Does “Any” Really Mean “Any”? Ohio Courts Split on the Application of the Construction Statute of Repose to Breach of Contract Claims

Interpreting a statute is often difficult. The language used can be complicated or technical, and sometimes it frankly is not clear what the legislature actually intended. 

However, when a statute uses the word “any” the meaning would seem relatively clear. Nevertheless, two Ohio courts have reached different conclusions on the interpretation of Ohio’s statute of repose for construction claims.
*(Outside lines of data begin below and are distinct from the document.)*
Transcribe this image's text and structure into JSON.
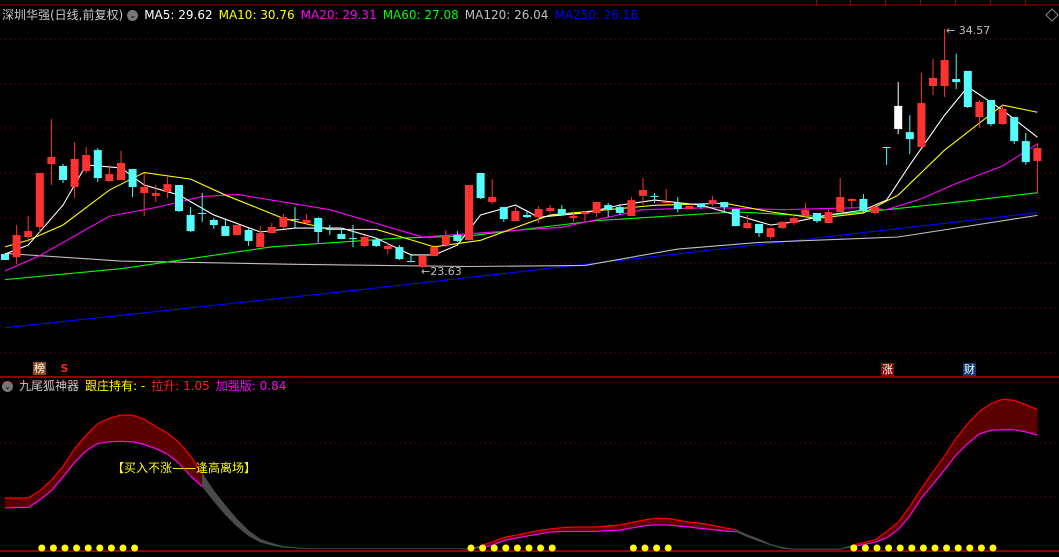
{
  "header": {
    "title": "深圳华强(日线,前复权)",
    "ma": [
      {
        "label": "MA5: 29.62",
        "color": "#ffffff"
      },
      {
        "label": "MA10: 30.76",
        "color": "#ffff00"
      },
      {
        "label": "MA20: 29.31",
        "color": "#ff00ff"
      },
      {
        "label": "MA60: 27.08",
        "color": "#00ff00"
      },
      {
        "label": "MA120: 26.04",
        "color": "#c0c0c0"
      },
      {
        "label": "MA250: 26.16",
        "color": "#0000ff"
      }
    ]
  },
  "indicator_header": {
    "name": "九尾狐神器",
    "hold": "跟庄持有: -",
    "rise": "拉升: 1.05",
    "enhanced": "加强版: 0.84"
  },
  "markers": {
    "bang": "榜",
    "s": "S",
    "zhang": "涨",
    "cai": "财"
  },
  "price_labels": {
    "high": "34.57",
    "low": "23.63",
    "arrow": "←"
  },
  "signal_text": "【买入不涨——逢高离场】",
  "colors": {
    "up": "#ff3232",
    "down": "#54fcfc",
    "band_up": "#5a0000",
    "band_down": "#4a4a4a",
    "grid": "#8a0000"
  },
  "chart_data": [
    {
      "type": "candlestick",
      "title": "深圳华强(日线,前复权)",
      "ylim": [
        19.4,
        35.0
      ],
      "candles_ohlc": [
        [
          24.27,
          24.27,
          24.0,
          24.0
        ],
        [
          24.13,
          25.6,
          23.81,
          25.14
        ],
        [
          25.05,
          26.01,
          24.82,
          25.32
        ],
        [
          25.51,
          27.98,
          25.23,
          27.98
        ],
        [
          28.39,
          30.45,
          27.43,
          28.71
        ],
        [
          28.3,
          28.39,
          27.52,
          27.66
        ],
        [
          27.34,
          29.4,
          26.83,
          28.62
        ],
        [
          28.07,
          29.17,
          27.98,
          28.8
        ],
        [
          29.03,
          29.12,
          27.57,
          27.75
        ],
        [
          27.61,
          28.35,
          27.57,
          27.93
        ],
        [
          27.66,
          28.99,
          27.66,
          28.44
        ],
        [
          28.16,
          28.16,
          26.88,
          27.34
        ],
        [
          27.06,
          27.98,
          26.01,
          27.34
        ],
        [
          26.93,
          27.43,
          26.65,
          27.06
        ],
        [
          27.11,
          27.8,
          26.83,
          27.47
        ],
        [
          27.43,
          27.43,
          26.19,
          26.24
        ],
        [
          26.06,
          26.42,
          25.28,
          25.32
        ],
        [
          26.15,
          27.06,
          25.74,
          26.15
        ],
        [
          25.83,
          25.92,
          25.42,
          25.6
        ],
        [
          25.55,
          25.87,
          25.1,
          25.1
        ],
        [
          25.14,
          25.6,
          25.14,
          25.6
        ],
        [
          25.37,
          25.46,
          24.64,
          24.87
        ],
        [
          24.59,
          25.55,
          24.59,
          25.23
        ],
        [
          25.23,
          25.69,
          25.23,
          25.51
        ],
        [
          25.51,
          26.1,
          25.42,
          25.96
        ],
        [
          25.87,
          26.42,
          25.42,
          25.87
        ],
        [
          25.69,
          26.1,
          25.6,
          25.83
        ],
        [
          25.92,
          25.96,
          24.78,
          25.28
        ],
        [
          25.42,
          25.6,
          25.14,
          25.42
        ],
        [
          25.19,
          25.46,
          24.96,
          24.96
        ],
        [
          25.0,
          25.6,
          24.59,
          25.0
        ],
        [
          24.64,
          25.14,
          24.59,
          25.05
        ],
        [
          24.91,
          25.0,
          24.59,
          24.64
        ],
        [
          24.5,
          24.78,
          24.27,
          24.64
        ],
        [
          24.59,
          24.68,
          24.0,
          24.04
        ],
        [
          23.95,
          24.27,
          23.9,
          23.95
        ],
        [
          23.68,
          24.18,
          23.63,
          24.18
        ],
        [
          24.18,
          24.68,
          24.18,
          24.59
        ],
        [
          24.68,
          25.37,
          24.59,
          25.14
        ],
        [
          25.14,
          25.32,
          24.82,
          24.87
        ],
        [
          24.91,
          27.43,
          24.91,
          27.43
        ],
        [
          27.98,
          27.98,
          26.79,
          26.83
        ],
        [
          26.65,
          27.7,
          26.56,
          26.88
        ],
        [
          26.42,
          26.42,
          25.74,
          25.87
        ],
        [
          25.78,
          26.42,
          25.78,
          26.24
        ],
        [
          26.06,
          26.28,
          25.92,
          25.96
        ],
        [
          25.96,
          26.47,
          25.69,
          26.33
        ],
        [
          26.24,
          26.51,
          26.15,
          26.38
        ],
        [
          26.33,
          26.51,
          26.01,
          26.06
        ],
        [
          25.92,
          26.15,
          25.74,
          26.01
        ],
        [
          26.1,
          26.24,
          25.74,
          26.19
        ],
        [
          26.15,
          26.65,
          25.96,
          26.65
        ],
        [
          26.51,
          26.61,
          25.96,
          26.33
        ],
        [
          26.42,
          26.56,
          26.06,
          26.15
        ],
        [
          26.01,
          26.88,
          26.01,
          26.74
        ],
        [
          26.93,
          27.75,
          26.51,
          27.2
        ],
        [
          26.93,
          27.06,
          26.61,
          26.93
        ],
        [
          26.65,
          27.25,
          26.61,
          26.65
        ],
        [
          26.61,
          26.88,
          26.19,
          26.33
        ],
        [
          26.33,
          26.47,
          26.33,
          26.47
        ],
        [
          26.56,
          26.56,
          26.33,
          26.42
        ],
        [
          26.56,
          26.93,
          26.47,
          26.74
        ],
        [
          26.65,
          26.65,
          26.19,
          26.42
        ],
        [
          26.33,
          26.33,
          25.55,
          25.55
        ],
        [
          25.46,
          26.06,
          25.42,
          25.69
        ],
        [
          25.65,
          25.65,
          25.05,
          25.23
        ],
        [
          25.05,
          25.46,
          24.96,
          25.46
        ],
        [
          25.46,
          25.78,
          25.42,
          25.74
        ],
        [
          25.69,
          26.06,
          25.6,
          25.92
        ],
        [
          26.01,
          26.61,
          25.96,
          26.28
        ],
        [
          26.15,
          26.15,
          25.69,
          25.78
        ],
        [
          25.69,
          26.33,
          25.69,
          26.19
        ],
        [
          26.19,
          27.75,
          26.19,
          26.88
        ],
        [
          26.7,
          26.83,
          26.42,
          26.79
        ],
        [
          26.79,
          27.02,
          26.19,
          26.24
        ],
        [
          26.15,
          26.51,
          26.06,
          26.42
        ],
        [
          29.17,
          29.17,
          28.35,
          29.17
        ],
        [
          31.05,
          32.14,
          29.76,
          29.99
        ],
        [
          29.85,
          30.63,
          28.85,
          29.53
        ],
        [
          29.17,
          32.56,
          29.17,
          31.18
        ],
        [
          31.96,
          33.2,
          31.55,
          32.33
        ],
        [
          31.96,
          34.57,
          31.46,
          33.15
        ],
        [
          32.28,
          33.43,
          31.82,
          32.14
        ],
        [
          32.65,
          32.65,
          30.95,
          31.0
        ],
        [
          30.54,
          31.32,
          30.04,
          31.23
        ],
        [
          31.32,
          31.32,
          30.13,
          30.22
        ],
        [
          30.22,
          31.09,
          30.17,
          30.91
        ],
        [
          30.54,
          30.54,
          29.31,
          29.44
        ],
        [
          29.44,
          29.81,
          28.35,
          28.48
        ],
        [
          28.53,
          29.35,
          27.02,
          29.12
        ]
      ],
      "flat_candle_colors": {
        "57": "#ff3232",
        "77": "#ffffff"
      },
      "moving_averages": [
        {
          "name": "MA5",
          "color": "#ffffff",
          "points": [
            [
              0,
              24.27
            ],
            [
              2,
              24.68
            ],
            [
              5,
              26.51
            ],
            [
              7,
              28.35
            ],
            [
              10,
              28.21
            ],
            [
              12,
              27.43
            ],
            [
              15,
              26.97
            ],
            [
              18,
              26.06
            ],
            [
              22,
              25.28
            ],
            [
              25,
              25.46
            ],
            [
              29,
              25.46
            ],
            [
              32,
              25.0
            ],
            [
              35,
              24.23
            ],
            [
              37,
              24.23
            ],
            [
              39,
              24.68
            ],
            [
              41,
              26.06
            ],
            [
              44,
              26.51
            ],
            [
              46,
              25.96
            ],
            [
              50,
              26.15
            ],
            [
              53,
              26.51
            ],
            [
              56,
              26.74
            ],
            [
              60,
              26.51
            ],
            [
              63,
              26.06
            ],
            [
              66,
              25.6
            ],
            [
              68,
              25.74
            ],
            [
              71,
              26.06
            ],
            [
              74,
              26.28
            ],
            [
              76,
              26.74
            ],
            [
              78,
              28.35
            ],
            [
              81,
              30.63
            ],
            [
              83,
              31.92
            ],
            [
              86,
              30.86
            ],
            [
              89,
              29.62
            ]
          ]
        },
        {
          "name": "MA10",
          "color": "#ffff00",
          "points": [
            [
              0,
              24.6
            ],
            [
              2,
              24.9
            ],
            [
              5,
              25.6
            ],
            [
              9,
              27.2
            ],
            [
              12,
              28.0
            ],
            [
              16,
              27.7
            ],
            [
              19,
              26.97
            ],
            [
              24,
              25.9
            ],
            [
              28,
              25.4
            ],
            [
              32,
              25.4
            ],
            [
              37,
              24.6
            ],
            [
              41,
              24.9
            ],
            [
              47,
              26.06
            ],
            [
              56,
              26.5
            ],
            [
              62,
              26.6
            ],
            [
              66,
              26.2
            ],
            [
              70,
              25.9
            ],
            [
              74,
              26.15
            ],
            [
              77,
              26.97
            ],
            [
              81,
              29.03
            ],
            [
              86,
              31.09
            ],
            [
              89,
              30.76
            ]
          ]
        },
        {
          "name": "MA20",
          "color": "#ff00ff",
          "points": [
            [
              0,
              23.5
            ],
            [
              3,
              24.2
            ],
            [
              9,
              26.0
            ],
            [
              13,
              26.4
            ],
            [
              17,
              26.9
            ],
            [
              20,
              27.0
            ],
            [
              28,
              26.3
            ],
            [
              36,
              25.05
            ],
            [
              40,
              25.2
            ],
            [
              48,
              25.5
            ],
            [
              55,
              26.3
            ],
            [
              61,
              26.4
            ],
            [
              67,
              26.3
            ],
            [
              74,
              26.4
            ],
            [
              76,
              26.3
            ],
            [
              79,
              26.8
            ],
            [
              82,
              27.5
            ],
            [
              86,
              28.3
            ],
            [
              89,
              29.31
            ]
          ]
        },
        {
          "name": "MA60",
          "color": "#00ff00",
          "points": [
            [
              0,
              23.1
            ],
            [
              10,
              23.6
            ],
            [
              23,
              24.6
            ],
            [
              34,
              25.0
            ],
            [
              40,
              25.1
            ],
            [
              51,
              25.8
            ],
            [
              63,
              26.2
            ],
            [
              70,
              26.0
            ],
            [
              76,
              26.3
            ],
            [
              83,
              26.7
            ],
            [
              89,
              27.08
            ]
          ]
        },
        {
          "name": "MA120",
          "color": "#c0c0c0",
          "points": [
            [
              0,
              24.3
            ],
            [
              10,
              23.95
            ],
            [
              25,
              23.8
            ],
            [
              40,
              23.7
            ],
            [
              50,
              23.75
            ],
            [
              58,
              24.5
            ],
            [
              65,
              24.8
            ],
            [
              77,
              25.05
            ],
            [
              89,
              26.04
            ]
          ]
        },
        {
          "name": "MA250",
          "color": "#0000ff",
          "points": [
            [
              0,
              20.9
            ],
            [
              30,
              22.6
            ],
            [
              60,
              24.4
            ],
            [
              89,
              26.16
            ]
          ]
        }
      ]
    },
    {
      "type": "area",
      "title": "九尾狐神器",
      "ylim": [
        0,
        75
      ],
      "upper": [
        24.5,
        24.5,
        24.5,
        28,
        33,
        39.5,
        48,
        54.5,
        60,
        62.5,
        64,
        64,
        62,
        58.5,
        55.5,
        51,
        44.5,
        36.5,
        28,
        21,
        14.5,
        9,
        5,
        3,
        1.5,
        1,
        0.5,
        0.5,
        0.5,
        0.5,
        0.5,
        0.5,
        0.5,
        0.5,
        0.5,
        0.5,
        0.5,
        0.5,
        0.5,
        0.5,
        0.3,
        1.8,
        3.5,
        5.8,
        6.8,
        7.9,
        9,
        9.8,
        10.4,
        10.7,
        10.7,
        10.7,
        11.2,
        11.7,
        12.8,
        14,
        14.8,
        14.8,
        14,
        13,
        12.5,
        11.5,
        10.4,
        9.5,
        7,
        5,
        2.5,
        1,
        0.3,
        0.3,
        0.3,
        0.3,
        0.3,
        2,
        3.3,
        4.5,
        8.5,
        13,
        20.5,
        29,
        37,
        44.5,
        53,
        60,
        65.7,
        69.5,
        71.6,
        71,
        69,
        66.5
      ],
      "lower": [
        19.8,
        20,
        20,
        23.6,
        28,
        34.5,
        41.5,
        47,
        50.5,
        51.3,
        51.5,
        51.3,
        50,
        48,
        45.5,
        41,
        35,
        30,
        23,
        16.5,
        11,
        6.5,
        3.5,
        2,
        1,
        0.7,
        0.3,
        0.3,
        0.3,
        0.3,
        0.3,
        0.3,
        0.3,
        0.3,
        0.3,
        0.3,
        0.3,
        0.3,
        0.3,
        0.3,
        0,
        0.8,
        2,
        4.3,
        5.3,
        6.4,
        7.3,
        8.3,
        8.6,
        8.6,
        8.6,
        8.6,
        9,
        9.2,
        10.2,
        11.2,
        11.7,
        11.7,
        11.2,
        10.7,
        10,
        9.5,
        8.8,
        8.5,
        6,
        4,
        2,
        0.5,
        0,
        0,
        0,
        0,
        0,
        1.3,
        2.3,
        3.5,
        5.5,
        9.5,
        16,
        24.5,
        31,
        38,
        45,
        50.5,
        55,
        56.8,
        57,
        57,
        56,
        54.5
      ],
      "trend": "rrrrrrrrrrrrrrrrrggggggggggggggggggggggggrrrrrrrrrrrrrrrrrrrrrrggggggggggrrrrrrrrrrrrrrrrr",
      "signal_dots": [
        3,
        4,
        5,
        6,
        7,
        8,
        9,
        10,
        11,
        40,
        41,
        42,
        43,
        44,
        45,
        46,
        47,
        54,
        55,
        56,
        57,
        73,
        74,
        75,
        76,
        77,
        78,
        79,
        80,
        81,
        82,
        83,
        84,
        85
      ]
    }
  ]
}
A statute of repose bars claims a fixed period of time after a product is manufactured or work is completed, regardless of when an injury actually takes place. The construction statute of repose, R.C. 2305.131(A)(1), states that “no cause of action to recover damages for bodily injury, an injury to real or personal property, or wrongful death that arises out of a defective and unsafe condition of an improvement to real property and no cause of action for contribution or indemnity for damages sustained as a result of bodily injury, an injury to real or personal property, or wrongful death that arises out of a defective and unsafe condition of an improvement to real property shall accrue against a person who performed services for the improvement to real property or a person who furnished the design, planning, supervision of construction, or construction of the improvement to real property later than ten years from the date of substantial completion of such improvement.”

The statute of repose states that “no cause of action” shall be brought ten-years after the substantial completion of a construction project. This language is broad enough that it would appear to include a cause of action for breach of contract. In addition, the statute goes on to say that the statute of repose “shall be applied in a remedial manner in any civil action commenced on or after the effective date of this section, in which this section is relevant, regardless of when the cause of action accrued and notwithstanding any other section of the Revised Code or prior rule of law of this state. . .” R.C. 2305.131(F) (emphasis  added).

Concluding that any does in fact mean any, the Fifth District Court of Appeals held the plain language of the statute of repose bars breach of contract claims more than ten years after the substantial completion of a construction project. State v. Karl R. Roher, 5th Dis., Tuscarawas No. 2017-AP-030008, 2018-Ohio-65. However, the Third District Court of Appeals recently held the opposite.  New Riegel Local School Dist. Bd. of Edn. v. Buehrer Group Architecture & Eng., Inc., 3d Dist. Seneca Nos. 13-17-03, 13-17-06, 2017-Ohio-8521. The court in New Riegel, relying on an Ohio Supreme Court decision from 1980’s involving a different statute of repose, held that despite the language of the current statute, it did not apply to breach of contract claims. In reaching this conclusion, the court did not address how its holding could be reconciled with remedial purpose of the statue of repose or the statutory language that it applies in “any civil action.”

A petition for discretionary review of the New Riegel decision is currently pending before the Ohio Supreme Court. Several organizations have joined in the request for review, citing the critical importance of the statute of repose to the construction industry.  Hopefully, the Ohio Supreme Court will accept review and clarify whether "any" does in fact mean "any" when it comes to applying the statute of repose to breach of contract claims in construction cases.